Subito dopo c’è la Corea, con i big di casa Samsung e SK Hynix, per una spesa stimata di 81 miliardi di dollari entro il 2027.

Taiwan segue a breve distanza, con 75 miliardi di dollari di spesa. Qui di casa c’è il gigante TSMC, che sta anche realizzando nuovi stabilimenti negli Stati Uniti, in Giappone ed in Europa.

A livello regionale, tra il 2025 ed il 2027 le due Americhe potrebbero arrivare a spendere 63 miliardi di dollari, il Giappone 32 miliardi e l’Europa circa 27 miliardi di dollari.

Supply chain fattore chiave per vincere la partita digitale

Competitor regionali che puntano ad insidiare il predominio cinese, andando a raddoppiare gli investimenti rispetto al dato del 2024, soprattutto grazie alle politiche di incentivi rivolte alle imprese di settore per garantirsi forniture sicure ed affidabili.

Si comprende quanto le nostre economiche siano dipendenti dai chip e dalle apparecchiature necessarie alla loro produzione. Ne consegue che la supply chain sono diventate nel tempo il punto chiave della trasformazione digitale di settori strategici come le comunicazioni, la Difesa, i trasporti e l’energia.

La corsa che si è innestata ormai da tempo per raggiungere posizioni di vantaggio sui principali competitor si potrà vincere solo a suon di miliardi.

Chip, un 2024 già da record

Come riportato da Nikkei Asia, solo nei primi sei mesi del 2024, la Cina ha già investito 25 miliardi di dollari in nuovi impianti e apparecchiature di produzione di chip, più di Corea, Taiwan e Stati Uniti messi assieme.

Entro la fine dell’anno in corso, si stima che Pechino potrebbe arrivare ad investire in questo settore oltre 50 miliardi di dollari.

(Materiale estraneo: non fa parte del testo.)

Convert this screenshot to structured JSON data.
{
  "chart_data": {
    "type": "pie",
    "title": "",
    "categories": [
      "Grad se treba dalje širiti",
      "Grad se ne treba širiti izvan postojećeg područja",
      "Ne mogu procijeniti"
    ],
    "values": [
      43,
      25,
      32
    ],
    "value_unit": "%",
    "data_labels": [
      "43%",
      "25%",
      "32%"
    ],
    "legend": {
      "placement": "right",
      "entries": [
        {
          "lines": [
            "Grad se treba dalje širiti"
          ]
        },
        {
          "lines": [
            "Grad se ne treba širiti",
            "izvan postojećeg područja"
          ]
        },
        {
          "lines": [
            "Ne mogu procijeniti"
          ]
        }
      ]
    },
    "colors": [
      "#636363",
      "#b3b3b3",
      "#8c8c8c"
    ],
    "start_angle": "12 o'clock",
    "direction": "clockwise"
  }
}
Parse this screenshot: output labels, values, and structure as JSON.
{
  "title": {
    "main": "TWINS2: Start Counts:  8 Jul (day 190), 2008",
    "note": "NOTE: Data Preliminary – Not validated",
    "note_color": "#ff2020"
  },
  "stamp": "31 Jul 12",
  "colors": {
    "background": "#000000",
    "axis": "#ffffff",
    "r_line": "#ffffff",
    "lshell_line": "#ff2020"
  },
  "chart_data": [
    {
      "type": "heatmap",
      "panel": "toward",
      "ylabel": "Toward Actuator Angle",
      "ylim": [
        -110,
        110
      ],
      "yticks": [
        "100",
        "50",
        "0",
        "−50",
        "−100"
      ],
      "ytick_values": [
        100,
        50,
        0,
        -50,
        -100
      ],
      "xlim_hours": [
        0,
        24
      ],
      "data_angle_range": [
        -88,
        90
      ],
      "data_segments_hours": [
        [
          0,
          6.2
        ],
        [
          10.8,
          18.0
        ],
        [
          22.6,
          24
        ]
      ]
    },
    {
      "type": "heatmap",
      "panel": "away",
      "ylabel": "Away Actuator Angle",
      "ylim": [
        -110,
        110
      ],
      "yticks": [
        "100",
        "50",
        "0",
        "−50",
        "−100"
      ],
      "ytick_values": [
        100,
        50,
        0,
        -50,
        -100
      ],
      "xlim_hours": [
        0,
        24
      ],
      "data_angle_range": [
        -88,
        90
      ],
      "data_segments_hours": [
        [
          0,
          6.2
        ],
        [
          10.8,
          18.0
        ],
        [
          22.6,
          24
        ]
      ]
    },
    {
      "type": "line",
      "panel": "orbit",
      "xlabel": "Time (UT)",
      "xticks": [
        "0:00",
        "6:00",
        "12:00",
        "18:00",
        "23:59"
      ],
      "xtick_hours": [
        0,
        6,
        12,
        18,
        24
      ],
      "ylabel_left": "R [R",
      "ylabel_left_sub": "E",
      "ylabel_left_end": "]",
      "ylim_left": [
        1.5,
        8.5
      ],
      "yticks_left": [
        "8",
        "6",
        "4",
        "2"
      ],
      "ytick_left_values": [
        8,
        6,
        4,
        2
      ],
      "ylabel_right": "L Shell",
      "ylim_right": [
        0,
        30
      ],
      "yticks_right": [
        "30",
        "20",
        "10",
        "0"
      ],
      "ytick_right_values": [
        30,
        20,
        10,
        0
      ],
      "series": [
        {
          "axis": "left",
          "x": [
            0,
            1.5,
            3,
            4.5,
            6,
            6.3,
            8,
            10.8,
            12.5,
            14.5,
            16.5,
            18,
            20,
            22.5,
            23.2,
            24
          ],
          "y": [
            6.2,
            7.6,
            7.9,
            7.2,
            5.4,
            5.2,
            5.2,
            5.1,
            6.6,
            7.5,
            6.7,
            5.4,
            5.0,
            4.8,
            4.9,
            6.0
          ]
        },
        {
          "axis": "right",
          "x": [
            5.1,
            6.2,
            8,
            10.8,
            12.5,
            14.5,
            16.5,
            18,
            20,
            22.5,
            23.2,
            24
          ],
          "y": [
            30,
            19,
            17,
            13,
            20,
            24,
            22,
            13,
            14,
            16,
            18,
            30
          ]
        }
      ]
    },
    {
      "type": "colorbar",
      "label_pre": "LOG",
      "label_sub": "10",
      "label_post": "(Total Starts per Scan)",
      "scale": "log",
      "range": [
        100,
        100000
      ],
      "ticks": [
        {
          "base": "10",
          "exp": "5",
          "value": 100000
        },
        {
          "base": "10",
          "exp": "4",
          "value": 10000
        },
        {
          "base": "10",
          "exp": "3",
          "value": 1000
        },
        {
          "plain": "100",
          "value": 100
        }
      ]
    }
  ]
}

Una mossa obbligata per la Cina, perché le restrizioni imposte da Washington a partire dal Chips Act (a cui è seguito quello europeo) rischiano continuamente di mettere ad un angolo la potenza asiatica, che necessità quindi di una produzione nazionale più forte.

Al momento i grandi produttori di chip occidentali possono vendere alla Cina solo le tecnologie più vecchie, ma non quelle di ultima generazione per la produzione di chip avanzati destinati ad esempio allo sviluppo dell’AI e le memorie NAND.